With x86-style 2 operand instructions that destroy their destination, you can always simulate a non-destructive 3-operand instruction with mov
to copy one operand to the destination, then run the destructive instruction on that destination.
# with ecx and edx holding your inputs (which I'm calling C and D).
mov ebx, ecx ; ebx = C
sub ebx, edx ; ebx = C - D
That's the best you can do for this case, where you need to not destroy the values in ECX and EDX.
If you're running low on available registers, saving ECX on the stack and then producing the C - D
result in ECX instead of a new register can be a good option.
Often you can keep using the same register for the same variable throughout a function, but this is not required, and sometimes not optimal. Use comments to keep track of things.

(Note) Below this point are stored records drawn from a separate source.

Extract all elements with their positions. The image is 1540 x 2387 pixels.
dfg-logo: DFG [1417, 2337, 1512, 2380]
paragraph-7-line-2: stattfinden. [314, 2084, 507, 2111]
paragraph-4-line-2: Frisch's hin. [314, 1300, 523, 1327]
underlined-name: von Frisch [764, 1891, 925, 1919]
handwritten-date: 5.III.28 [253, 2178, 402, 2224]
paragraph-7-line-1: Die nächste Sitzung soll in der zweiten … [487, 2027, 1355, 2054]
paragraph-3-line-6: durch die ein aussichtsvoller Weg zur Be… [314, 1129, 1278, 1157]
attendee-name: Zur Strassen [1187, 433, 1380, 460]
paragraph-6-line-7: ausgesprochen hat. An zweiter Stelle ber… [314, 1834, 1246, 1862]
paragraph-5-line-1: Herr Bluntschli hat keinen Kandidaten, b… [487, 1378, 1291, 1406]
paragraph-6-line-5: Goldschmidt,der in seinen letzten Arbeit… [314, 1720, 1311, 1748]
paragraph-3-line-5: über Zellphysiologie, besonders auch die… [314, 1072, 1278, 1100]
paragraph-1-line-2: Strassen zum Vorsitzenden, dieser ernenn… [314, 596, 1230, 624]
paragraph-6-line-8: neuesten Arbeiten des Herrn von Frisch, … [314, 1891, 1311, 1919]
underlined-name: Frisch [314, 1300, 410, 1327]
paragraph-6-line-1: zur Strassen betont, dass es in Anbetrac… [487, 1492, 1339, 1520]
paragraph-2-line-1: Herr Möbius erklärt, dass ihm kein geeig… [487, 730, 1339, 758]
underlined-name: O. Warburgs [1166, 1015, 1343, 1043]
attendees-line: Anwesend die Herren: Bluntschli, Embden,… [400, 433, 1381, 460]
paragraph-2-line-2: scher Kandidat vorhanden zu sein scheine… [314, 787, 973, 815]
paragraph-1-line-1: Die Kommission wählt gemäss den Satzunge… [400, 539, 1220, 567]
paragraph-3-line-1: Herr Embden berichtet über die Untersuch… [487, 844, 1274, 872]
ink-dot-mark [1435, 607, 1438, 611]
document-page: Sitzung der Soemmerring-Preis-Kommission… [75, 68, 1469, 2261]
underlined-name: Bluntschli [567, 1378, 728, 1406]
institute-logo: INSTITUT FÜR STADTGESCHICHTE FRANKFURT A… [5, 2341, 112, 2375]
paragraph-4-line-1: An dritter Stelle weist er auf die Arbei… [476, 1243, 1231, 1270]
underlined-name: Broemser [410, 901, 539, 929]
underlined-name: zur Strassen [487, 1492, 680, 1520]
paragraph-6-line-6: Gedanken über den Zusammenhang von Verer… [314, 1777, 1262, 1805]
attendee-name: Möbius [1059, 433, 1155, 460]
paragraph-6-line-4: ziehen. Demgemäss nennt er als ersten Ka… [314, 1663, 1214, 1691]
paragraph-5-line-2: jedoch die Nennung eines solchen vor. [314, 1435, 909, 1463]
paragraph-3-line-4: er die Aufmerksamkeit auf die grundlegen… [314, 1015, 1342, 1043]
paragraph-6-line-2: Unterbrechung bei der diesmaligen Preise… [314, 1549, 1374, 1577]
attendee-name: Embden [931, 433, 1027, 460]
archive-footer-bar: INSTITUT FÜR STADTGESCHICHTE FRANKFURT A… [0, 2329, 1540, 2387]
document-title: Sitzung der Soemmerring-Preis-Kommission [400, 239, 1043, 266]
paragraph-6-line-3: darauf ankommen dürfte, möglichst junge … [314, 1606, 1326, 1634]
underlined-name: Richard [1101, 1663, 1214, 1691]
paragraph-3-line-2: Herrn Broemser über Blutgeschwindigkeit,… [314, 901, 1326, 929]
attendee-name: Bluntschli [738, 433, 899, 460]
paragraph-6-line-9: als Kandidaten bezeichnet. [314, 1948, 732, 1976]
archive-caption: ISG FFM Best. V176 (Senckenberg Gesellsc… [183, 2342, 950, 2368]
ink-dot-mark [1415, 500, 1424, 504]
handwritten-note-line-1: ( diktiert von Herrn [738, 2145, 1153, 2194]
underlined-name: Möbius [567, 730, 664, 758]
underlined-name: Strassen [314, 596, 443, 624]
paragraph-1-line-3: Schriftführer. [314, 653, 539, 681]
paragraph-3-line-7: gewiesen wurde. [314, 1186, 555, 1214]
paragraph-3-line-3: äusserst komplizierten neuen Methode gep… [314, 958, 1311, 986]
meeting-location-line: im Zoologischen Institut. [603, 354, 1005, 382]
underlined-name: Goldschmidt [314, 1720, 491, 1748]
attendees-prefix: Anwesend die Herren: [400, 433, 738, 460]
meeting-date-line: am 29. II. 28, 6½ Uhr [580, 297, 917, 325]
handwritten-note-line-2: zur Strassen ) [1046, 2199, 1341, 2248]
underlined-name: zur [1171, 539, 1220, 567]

Compilers are usually pretty good at register allocation, but their code can be hard to read because they don't even try to be consistent with register use. For non-destructive operations they'll often put the result in a new register for no reason. Still, compiler output is often a good starting point for optimization. (Write a tiny function that does something, and see how it compiles. Or write your whole thing in C with function args instead of constants as inputs, and compile it.)
x86 has some copy-and-operate instruction for other operations (not sub
), most notably LEA.
lea ebx, [ecx + ecx*4] ; ebx = C * 5
lea ebx, [ecx + ebx - 2] ; ebx = C + D - 2
x86 addressing modes can add or subtract constants, but can only left-shift and add registers.
The immediate-operand form of imul
is also 3-operand, for use with multipliers that you can't do with 1 or 2 LEAs:
imul ebx, ecx, 0x01010101 ; ebx = cl repeated 4 times, if upper bytes were zero
Unlike most immediate-operand instructions, imul
doesn't overload the /r
field in the ModRM byte as extra opcode bits. So it has room to encode a register destination and a reg/mem source, because 186 dedicated a whole opcode byte to it.
ISA extensions like BMI1 and BMI2 have added some new 3-operand integer instructions, like ANDN and SHRX.
andn ebx, ecx, edx ; ebx = (~C) & D ; BMI1
shrx ebx, edx, ecx ; ebx = D >> C ; BMI2
But they're not universally available, only Haswell and later, and Ryzen. (And the Pentium/Celeron versions of Haswell/Skylake are still sold without them, further delaying the point at which they become baseline. Thanks, Intel.)
And of course for vector instructions, AVX provides non-destructive versions of all the SSE instructions.
movaps xmm2, xmm0 ; copy a whole register
subsd xmm2, xmm1 ; scalar double-precision FP subtract: xmm0-xmm1
vsubsd xmm3, xmm0, xmm1
or a less obvious use-case
xorps xmm0, xmm0 ; zero the register and break any false dependencies
cvtsi2sd xmm0, eax ; convert to double-precision FP, with the upper element = 0
xorps xmm1, xmm1
cvtsi2sd xmm1, edx
vs. AVX:
vxorps xmm1, xmm1,xmm1 ; xmm1 = all-zero
vcvtsi2sd xmm0, xmm1, eax
vcvtsi2sd xmm1, xmm1, edx
This reuses the same zeroed reg as a merge destination to avoid false dependencies (and have the upper 64 bits zero, of the 128-bit register).